If you don’t do anything else today, read Tim Kreider’s funny and dazzling blog post in the Times about how we view the lives of friends and families through the prism of our own past choices. Since it’s impossible for us to go back in time and follow a different set of forks in the road, we quietly assess our peers’ stations and life and congratulate or berate ourselves for making similar or wildly different choices. Kreider refers to this sociological phenomenon as the Referendum and suggests that it can sometimes result in people gazing at each with incomprehension, jealousy, or smugness from across a yawning chasm of experience and circumstance. He writes:
I may be exceptionally conscious of the Referendum because my life is so different from most of my cohort’s; at 42 I’ve never been married and don’t want kids. I recently had dinner with some old friends, a couple with two small children, and when I told them about my typical Saturday in New York City — doing the Times crossword, stopping off at a local flea market, maybe biking across the Brooklyn Bridge — they looked at me like I was describing my battles with the fierce and elusive Squid-Men among the moons of Neptune. The obscene wealth of free time at my command must’ve seemed unimaginably exotic to them, since their next thousand Saturdays are already booked.
What they also can’t imagine is having too much time on your hands, being unable to fill the hours, having to just sit and stare at the emptiness at the center of your life. But I’m sure that to them this problem seems as pitiable as morbid obesity would to the victims of famine.
Kreider’s observations are similar to my own. Beginning in my early thirties, friends began making remarks to me like “You’re so lucky to live alone.” or “It must be fun to be a bachelor living in the city.” And I would listen to their stories about spouses and partners and imagine how nice it would be to come home and have someone to talk to. Our capacity for imagination is one of our greatest assets, but it can also be a huge pain in the ass. You don’t see dogs coming home from an afternoon in the dog park and yearning for a bigger yard or feeling thankful that their master isn’t a jerk.
We use each other as the inspiration for the stories we tell ourselves, inserting our own dreams and fears into the narratives of lives that followed a different path than our own. It might not seem like a noble impulse at first because–let’s be honest–there isn’t much that’s ennobling about envying someone’s fortune or pitying their burdens.
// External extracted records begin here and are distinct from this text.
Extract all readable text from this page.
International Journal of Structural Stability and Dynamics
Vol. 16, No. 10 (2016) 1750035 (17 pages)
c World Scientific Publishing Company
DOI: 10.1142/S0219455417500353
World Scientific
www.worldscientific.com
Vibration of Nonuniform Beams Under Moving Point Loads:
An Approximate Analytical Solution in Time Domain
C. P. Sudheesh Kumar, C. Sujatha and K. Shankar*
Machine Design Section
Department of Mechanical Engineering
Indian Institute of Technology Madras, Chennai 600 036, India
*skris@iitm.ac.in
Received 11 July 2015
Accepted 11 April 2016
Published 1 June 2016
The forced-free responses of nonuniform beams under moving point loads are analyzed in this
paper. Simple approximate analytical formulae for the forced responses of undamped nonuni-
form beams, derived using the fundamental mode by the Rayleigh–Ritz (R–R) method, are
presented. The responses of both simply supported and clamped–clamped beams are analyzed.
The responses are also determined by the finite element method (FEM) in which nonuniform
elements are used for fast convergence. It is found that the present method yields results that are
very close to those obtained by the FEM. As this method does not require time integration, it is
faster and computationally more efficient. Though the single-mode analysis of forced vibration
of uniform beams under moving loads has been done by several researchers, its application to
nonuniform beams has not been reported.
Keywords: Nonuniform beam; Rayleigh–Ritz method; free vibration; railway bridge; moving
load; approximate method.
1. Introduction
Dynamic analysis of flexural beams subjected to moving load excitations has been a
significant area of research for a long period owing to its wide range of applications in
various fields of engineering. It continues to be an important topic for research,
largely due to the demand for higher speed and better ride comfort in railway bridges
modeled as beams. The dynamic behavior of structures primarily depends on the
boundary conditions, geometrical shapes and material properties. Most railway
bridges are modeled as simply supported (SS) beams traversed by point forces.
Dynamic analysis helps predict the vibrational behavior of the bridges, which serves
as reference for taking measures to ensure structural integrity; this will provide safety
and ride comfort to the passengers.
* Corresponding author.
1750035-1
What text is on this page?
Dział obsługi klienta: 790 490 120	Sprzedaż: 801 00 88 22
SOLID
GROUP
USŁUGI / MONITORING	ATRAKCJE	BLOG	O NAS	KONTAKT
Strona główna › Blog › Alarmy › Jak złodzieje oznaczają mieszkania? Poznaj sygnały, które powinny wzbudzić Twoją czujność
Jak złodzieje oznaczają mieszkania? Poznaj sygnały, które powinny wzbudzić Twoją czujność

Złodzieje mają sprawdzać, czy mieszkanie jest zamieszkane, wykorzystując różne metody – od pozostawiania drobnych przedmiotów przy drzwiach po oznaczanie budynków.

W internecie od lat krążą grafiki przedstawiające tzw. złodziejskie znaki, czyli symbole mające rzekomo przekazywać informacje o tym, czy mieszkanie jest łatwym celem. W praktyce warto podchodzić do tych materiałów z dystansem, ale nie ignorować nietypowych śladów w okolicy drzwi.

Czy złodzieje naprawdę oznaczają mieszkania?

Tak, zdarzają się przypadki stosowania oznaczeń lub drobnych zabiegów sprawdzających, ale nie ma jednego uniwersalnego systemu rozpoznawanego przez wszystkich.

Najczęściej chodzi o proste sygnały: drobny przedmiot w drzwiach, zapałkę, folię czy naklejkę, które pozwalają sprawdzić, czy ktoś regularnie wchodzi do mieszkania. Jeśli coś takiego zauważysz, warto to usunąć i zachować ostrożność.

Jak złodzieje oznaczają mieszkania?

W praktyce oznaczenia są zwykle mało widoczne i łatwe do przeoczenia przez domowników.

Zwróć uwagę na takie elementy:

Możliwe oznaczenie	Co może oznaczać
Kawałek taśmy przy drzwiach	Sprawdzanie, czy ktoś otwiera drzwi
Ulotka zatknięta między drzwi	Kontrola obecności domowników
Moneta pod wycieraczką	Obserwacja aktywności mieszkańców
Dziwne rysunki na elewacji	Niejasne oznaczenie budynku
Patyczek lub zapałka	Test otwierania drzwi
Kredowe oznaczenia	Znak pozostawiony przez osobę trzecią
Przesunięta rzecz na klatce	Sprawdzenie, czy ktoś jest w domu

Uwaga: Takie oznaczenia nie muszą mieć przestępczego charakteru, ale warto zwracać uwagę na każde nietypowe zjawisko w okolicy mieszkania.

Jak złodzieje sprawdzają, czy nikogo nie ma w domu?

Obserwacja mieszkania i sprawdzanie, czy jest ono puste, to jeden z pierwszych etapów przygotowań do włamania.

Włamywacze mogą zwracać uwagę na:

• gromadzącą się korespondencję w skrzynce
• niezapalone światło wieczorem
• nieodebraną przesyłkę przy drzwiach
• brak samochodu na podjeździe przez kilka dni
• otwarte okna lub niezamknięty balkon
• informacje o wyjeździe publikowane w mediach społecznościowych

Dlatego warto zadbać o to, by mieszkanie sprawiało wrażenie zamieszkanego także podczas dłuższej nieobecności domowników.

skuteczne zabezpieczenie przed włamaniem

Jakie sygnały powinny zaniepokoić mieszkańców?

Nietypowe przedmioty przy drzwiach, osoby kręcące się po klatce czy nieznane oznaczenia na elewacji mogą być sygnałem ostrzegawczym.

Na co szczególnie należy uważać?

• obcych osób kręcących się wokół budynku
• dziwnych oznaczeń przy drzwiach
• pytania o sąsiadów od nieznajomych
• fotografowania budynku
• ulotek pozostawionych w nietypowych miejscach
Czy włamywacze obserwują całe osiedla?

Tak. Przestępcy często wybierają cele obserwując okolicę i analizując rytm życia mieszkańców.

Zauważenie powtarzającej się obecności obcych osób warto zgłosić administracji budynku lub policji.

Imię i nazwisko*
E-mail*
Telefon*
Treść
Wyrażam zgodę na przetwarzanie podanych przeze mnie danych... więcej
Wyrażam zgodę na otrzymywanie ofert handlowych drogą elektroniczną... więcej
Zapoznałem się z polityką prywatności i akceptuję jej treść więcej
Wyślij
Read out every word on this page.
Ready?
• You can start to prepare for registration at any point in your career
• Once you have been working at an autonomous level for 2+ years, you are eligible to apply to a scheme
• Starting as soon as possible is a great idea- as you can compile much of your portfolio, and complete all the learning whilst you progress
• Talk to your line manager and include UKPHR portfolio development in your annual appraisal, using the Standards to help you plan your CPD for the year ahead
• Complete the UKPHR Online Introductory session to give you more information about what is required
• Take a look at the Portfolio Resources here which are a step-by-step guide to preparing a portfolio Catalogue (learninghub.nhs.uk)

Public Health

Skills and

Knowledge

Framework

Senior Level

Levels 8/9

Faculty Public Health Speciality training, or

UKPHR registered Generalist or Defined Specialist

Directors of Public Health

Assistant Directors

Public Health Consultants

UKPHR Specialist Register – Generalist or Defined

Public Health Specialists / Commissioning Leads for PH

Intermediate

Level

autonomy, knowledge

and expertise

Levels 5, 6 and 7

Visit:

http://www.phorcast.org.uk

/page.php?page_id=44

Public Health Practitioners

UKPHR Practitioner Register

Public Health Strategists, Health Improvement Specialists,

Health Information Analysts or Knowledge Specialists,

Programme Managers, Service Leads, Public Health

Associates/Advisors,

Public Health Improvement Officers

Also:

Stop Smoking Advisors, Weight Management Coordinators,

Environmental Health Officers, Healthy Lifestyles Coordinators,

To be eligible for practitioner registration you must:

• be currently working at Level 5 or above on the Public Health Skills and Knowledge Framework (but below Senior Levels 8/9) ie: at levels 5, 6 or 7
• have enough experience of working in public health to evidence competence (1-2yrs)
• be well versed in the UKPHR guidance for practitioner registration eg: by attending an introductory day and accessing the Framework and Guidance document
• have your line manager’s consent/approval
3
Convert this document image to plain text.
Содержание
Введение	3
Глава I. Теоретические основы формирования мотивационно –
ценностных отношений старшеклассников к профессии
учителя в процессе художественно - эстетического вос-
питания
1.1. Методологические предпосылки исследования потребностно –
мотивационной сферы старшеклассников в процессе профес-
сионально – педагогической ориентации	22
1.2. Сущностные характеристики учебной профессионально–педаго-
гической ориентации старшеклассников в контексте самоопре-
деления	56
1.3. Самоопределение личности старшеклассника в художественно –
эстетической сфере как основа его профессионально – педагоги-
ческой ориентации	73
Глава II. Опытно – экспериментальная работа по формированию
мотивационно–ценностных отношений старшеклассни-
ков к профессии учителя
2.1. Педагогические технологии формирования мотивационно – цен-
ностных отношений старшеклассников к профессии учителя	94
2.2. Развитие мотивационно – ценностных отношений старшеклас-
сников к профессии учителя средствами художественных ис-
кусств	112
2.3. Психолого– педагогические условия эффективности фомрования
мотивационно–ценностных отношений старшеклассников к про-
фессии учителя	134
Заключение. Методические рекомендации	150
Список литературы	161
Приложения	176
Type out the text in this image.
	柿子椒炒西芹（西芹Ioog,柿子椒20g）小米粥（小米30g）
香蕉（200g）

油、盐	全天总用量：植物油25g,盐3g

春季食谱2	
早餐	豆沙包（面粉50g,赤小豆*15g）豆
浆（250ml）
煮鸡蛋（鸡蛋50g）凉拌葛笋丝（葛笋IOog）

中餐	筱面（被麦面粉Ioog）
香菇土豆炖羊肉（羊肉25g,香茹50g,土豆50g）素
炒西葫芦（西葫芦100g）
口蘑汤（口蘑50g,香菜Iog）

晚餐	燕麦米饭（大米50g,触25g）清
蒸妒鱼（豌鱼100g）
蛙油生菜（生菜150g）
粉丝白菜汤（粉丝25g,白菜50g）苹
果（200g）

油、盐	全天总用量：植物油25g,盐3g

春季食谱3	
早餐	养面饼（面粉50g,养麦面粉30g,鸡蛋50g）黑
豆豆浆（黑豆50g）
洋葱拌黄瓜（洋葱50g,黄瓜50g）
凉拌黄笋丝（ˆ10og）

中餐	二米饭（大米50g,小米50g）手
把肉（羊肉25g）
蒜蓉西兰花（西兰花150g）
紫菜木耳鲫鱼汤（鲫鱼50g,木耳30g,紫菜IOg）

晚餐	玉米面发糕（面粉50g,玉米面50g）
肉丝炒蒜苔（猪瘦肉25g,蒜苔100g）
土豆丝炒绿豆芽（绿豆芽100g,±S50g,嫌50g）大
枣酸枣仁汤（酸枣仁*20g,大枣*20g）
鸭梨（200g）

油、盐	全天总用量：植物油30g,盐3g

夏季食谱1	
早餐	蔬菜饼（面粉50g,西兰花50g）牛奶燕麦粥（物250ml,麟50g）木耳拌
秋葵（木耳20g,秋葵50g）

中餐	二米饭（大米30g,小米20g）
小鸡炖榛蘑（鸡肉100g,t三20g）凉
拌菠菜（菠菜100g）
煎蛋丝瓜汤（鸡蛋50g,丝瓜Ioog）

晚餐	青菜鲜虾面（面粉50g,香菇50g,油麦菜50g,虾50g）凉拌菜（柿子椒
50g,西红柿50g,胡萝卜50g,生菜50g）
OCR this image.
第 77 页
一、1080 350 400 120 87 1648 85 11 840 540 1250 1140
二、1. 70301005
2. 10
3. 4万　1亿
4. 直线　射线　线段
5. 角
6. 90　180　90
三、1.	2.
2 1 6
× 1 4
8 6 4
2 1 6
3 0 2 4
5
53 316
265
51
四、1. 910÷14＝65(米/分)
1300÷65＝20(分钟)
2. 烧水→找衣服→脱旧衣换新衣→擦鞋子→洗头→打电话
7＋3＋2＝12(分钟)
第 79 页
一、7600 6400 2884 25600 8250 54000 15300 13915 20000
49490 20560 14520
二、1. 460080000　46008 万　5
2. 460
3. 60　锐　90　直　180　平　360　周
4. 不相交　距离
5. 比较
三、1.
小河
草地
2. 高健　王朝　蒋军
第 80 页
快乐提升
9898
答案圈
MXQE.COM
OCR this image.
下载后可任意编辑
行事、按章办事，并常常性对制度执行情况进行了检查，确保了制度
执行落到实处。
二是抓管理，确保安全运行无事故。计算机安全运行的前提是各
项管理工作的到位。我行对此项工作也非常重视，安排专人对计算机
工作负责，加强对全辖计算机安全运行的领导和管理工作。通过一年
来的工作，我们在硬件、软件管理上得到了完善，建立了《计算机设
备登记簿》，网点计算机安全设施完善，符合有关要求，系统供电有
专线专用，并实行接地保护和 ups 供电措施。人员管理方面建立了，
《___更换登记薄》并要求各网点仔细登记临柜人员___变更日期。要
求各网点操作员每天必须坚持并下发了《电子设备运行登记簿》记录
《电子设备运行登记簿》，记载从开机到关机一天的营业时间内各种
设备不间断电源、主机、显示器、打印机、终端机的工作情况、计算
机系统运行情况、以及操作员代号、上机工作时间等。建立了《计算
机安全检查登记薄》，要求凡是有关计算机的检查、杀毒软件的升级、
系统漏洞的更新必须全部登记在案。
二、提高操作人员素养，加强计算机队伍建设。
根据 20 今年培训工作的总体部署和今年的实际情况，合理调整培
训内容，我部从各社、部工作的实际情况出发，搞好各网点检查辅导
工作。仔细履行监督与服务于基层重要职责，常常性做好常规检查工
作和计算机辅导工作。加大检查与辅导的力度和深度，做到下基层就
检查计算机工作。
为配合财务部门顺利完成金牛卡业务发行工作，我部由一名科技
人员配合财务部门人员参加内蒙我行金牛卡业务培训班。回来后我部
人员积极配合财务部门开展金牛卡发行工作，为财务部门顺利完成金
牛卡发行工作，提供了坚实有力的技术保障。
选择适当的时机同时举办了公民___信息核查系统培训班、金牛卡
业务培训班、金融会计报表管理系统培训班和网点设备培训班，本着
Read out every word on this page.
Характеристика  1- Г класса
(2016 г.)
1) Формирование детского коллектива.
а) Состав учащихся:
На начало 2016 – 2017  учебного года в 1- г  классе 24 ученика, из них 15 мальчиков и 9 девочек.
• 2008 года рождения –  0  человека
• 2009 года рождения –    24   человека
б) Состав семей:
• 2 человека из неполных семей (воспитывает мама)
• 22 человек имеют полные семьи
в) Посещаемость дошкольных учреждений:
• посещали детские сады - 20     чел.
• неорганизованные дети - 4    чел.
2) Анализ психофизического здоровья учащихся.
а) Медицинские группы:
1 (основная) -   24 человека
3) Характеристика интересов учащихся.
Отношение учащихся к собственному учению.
But most great works of fiction are only a couple steps removed from this kind of late-night musing.


Well done!
At dinner this evening, I was reading yesterday’s New York Times. (I’m also “so lucky to live alone.” Sigh.) I got to Krieder’s piece and thought “I’ve already read this, how is that possible?” Ah, yes, because Mark is keeping us readers in touch with what we ought to know. Thank you 19th Floor!